Taking Action to End Sexual Assault

By Liz Tecuapeltla

Sexual assault is the use of force of power to make a person engage in sexual activity without their consent. Victims may be forced into sexual acts through verbal or nonverbal threats, through the use of alcoholic beverages, drugs, or even physical violence. Sexual assault is sometimes called sexual abuse. Rape is one form of sexual assault, but it’s not the only kind. Sexual assault can include forced kissing, touching, and groping, too. Sexual assault can happen to anyone. It happens to women, men, and people of all genders. However, women, LGBTQ people, trans and non-binary girls, and people of color are more likely to experience sexual assault than other people. Some of the most important challenges victims face are lasting emotional effects, which may manifest as post-traumatic stress disorder, anxiety, substance abuse issues, self-injury, depression, sleep disorders, eating disorders, suicidal ideation, and more. Sexual assault can also result in physical problems, such as pregnancy, sexually transmitted infections, and wounds.

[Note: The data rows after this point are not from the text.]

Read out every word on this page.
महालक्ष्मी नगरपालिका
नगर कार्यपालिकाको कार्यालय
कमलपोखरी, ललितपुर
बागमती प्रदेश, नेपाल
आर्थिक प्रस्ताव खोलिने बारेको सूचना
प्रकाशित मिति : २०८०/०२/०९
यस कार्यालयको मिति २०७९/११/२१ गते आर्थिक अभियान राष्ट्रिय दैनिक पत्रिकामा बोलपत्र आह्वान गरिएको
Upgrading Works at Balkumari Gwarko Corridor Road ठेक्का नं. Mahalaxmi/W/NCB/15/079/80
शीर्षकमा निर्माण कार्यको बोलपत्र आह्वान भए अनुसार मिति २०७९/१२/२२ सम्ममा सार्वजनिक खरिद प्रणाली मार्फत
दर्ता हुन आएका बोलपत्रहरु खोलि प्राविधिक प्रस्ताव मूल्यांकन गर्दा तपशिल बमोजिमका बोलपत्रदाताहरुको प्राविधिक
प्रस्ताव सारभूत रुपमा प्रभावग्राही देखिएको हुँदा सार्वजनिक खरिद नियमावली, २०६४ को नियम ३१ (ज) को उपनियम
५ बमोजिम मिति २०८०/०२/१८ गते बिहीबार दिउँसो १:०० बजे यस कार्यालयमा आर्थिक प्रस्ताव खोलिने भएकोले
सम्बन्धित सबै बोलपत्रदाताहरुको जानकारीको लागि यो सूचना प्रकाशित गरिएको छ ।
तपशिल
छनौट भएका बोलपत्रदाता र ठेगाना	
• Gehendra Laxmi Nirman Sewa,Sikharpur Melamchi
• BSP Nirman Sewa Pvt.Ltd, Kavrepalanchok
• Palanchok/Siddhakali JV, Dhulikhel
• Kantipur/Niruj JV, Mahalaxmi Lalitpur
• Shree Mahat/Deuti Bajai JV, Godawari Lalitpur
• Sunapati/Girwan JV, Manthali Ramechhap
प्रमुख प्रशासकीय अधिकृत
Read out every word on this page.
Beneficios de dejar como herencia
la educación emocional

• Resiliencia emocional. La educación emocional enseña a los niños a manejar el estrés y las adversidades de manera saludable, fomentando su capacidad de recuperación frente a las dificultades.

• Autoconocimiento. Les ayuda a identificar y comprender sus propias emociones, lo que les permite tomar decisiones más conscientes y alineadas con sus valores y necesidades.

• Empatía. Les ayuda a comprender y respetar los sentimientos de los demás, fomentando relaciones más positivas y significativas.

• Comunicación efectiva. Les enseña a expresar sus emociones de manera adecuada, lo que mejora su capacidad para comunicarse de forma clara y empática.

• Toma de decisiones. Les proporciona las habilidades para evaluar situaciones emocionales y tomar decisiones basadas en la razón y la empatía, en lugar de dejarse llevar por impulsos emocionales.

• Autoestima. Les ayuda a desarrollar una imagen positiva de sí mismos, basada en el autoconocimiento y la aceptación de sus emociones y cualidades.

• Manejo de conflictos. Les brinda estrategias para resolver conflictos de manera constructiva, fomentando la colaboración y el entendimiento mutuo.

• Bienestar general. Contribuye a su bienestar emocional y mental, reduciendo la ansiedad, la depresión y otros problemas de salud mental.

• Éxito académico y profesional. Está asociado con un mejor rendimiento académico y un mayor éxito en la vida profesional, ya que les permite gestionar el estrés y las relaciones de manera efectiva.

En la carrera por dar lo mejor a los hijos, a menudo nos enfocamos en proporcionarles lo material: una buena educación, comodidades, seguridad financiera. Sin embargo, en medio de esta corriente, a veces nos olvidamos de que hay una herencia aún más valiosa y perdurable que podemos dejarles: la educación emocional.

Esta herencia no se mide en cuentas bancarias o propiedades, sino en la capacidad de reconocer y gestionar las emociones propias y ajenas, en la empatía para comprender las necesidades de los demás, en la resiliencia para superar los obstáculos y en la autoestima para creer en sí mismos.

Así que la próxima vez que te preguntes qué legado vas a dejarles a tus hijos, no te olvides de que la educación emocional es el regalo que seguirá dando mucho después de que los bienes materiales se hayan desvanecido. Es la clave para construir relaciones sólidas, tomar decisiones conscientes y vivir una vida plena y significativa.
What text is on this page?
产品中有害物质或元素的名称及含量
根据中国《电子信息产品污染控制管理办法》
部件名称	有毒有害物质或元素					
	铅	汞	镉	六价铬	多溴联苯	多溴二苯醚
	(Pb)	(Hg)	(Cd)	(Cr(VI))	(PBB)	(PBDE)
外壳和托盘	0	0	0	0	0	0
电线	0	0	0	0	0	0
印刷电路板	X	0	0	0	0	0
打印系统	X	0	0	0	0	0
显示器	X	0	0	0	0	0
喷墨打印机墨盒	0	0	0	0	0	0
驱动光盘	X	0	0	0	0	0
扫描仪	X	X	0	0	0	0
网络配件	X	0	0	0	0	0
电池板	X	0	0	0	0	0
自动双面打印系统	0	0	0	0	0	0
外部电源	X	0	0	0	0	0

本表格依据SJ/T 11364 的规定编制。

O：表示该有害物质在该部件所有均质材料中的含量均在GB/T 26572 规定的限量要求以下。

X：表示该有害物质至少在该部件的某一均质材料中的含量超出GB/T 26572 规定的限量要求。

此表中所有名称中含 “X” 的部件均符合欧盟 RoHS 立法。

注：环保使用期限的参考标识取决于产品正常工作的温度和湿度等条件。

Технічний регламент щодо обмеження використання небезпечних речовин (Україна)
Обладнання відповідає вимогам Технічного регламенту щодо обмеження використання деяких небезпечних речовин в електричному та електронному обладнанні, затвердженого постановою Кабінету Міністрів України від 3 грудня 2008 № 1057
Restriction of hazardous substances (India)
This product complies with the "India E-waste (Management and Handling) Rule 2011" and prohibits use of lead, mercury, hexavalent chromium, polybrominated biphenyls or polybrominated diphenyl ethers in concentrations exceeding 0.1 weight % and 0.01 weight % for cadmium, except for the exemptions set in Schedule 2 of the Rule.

According to “Black Women and Sexual Violence” on now.org trans and non-binary girls of color experience higher rates of sexual assault and are more vulnerable to depression, anxiety, and post-traumatic stress disorder (PTSD). These are the most common forms of psychological responses victims face. For African American women, sexual assault is one of the pervasive issues that routinely go unreported and under-addressed. Over eighteen percent of African American women will be sexually assaulted in their lifetime and unfortunately, this percentage only accounts for the number of women who report their abuse. In my perspective, one of the actions that can be done on the issue of sexual assault that can lead to change includes reporting immediately any incidents of this nature even if you do not wish to pursue the matter further. It’s important to keep in mind that an assailant/attacker who is allowed to go free is a potential future danger. The assailant is not only a danger to you but to other members of the community. Another action that can be done for this issue is to become an active bystander if someone you know is being sexually abused. By this, I mean taking actions such as offering them support during traumatic experiences and encouraging them to contact counselors for emotional assistance and guidance.

My name is Lizette Tecuapetla and I am a junior who attends King Drew Magnet High School of  Medicine and Science. I have high standards set for myself in order to achieve my goal of graduating from high school and moving onto the next step in college to study Zoology.  I also have the ambition within me as a student activist to create change and equality in my community in order to empower others to do the same. I want to turn our world into a united and powerful place for every race and gender.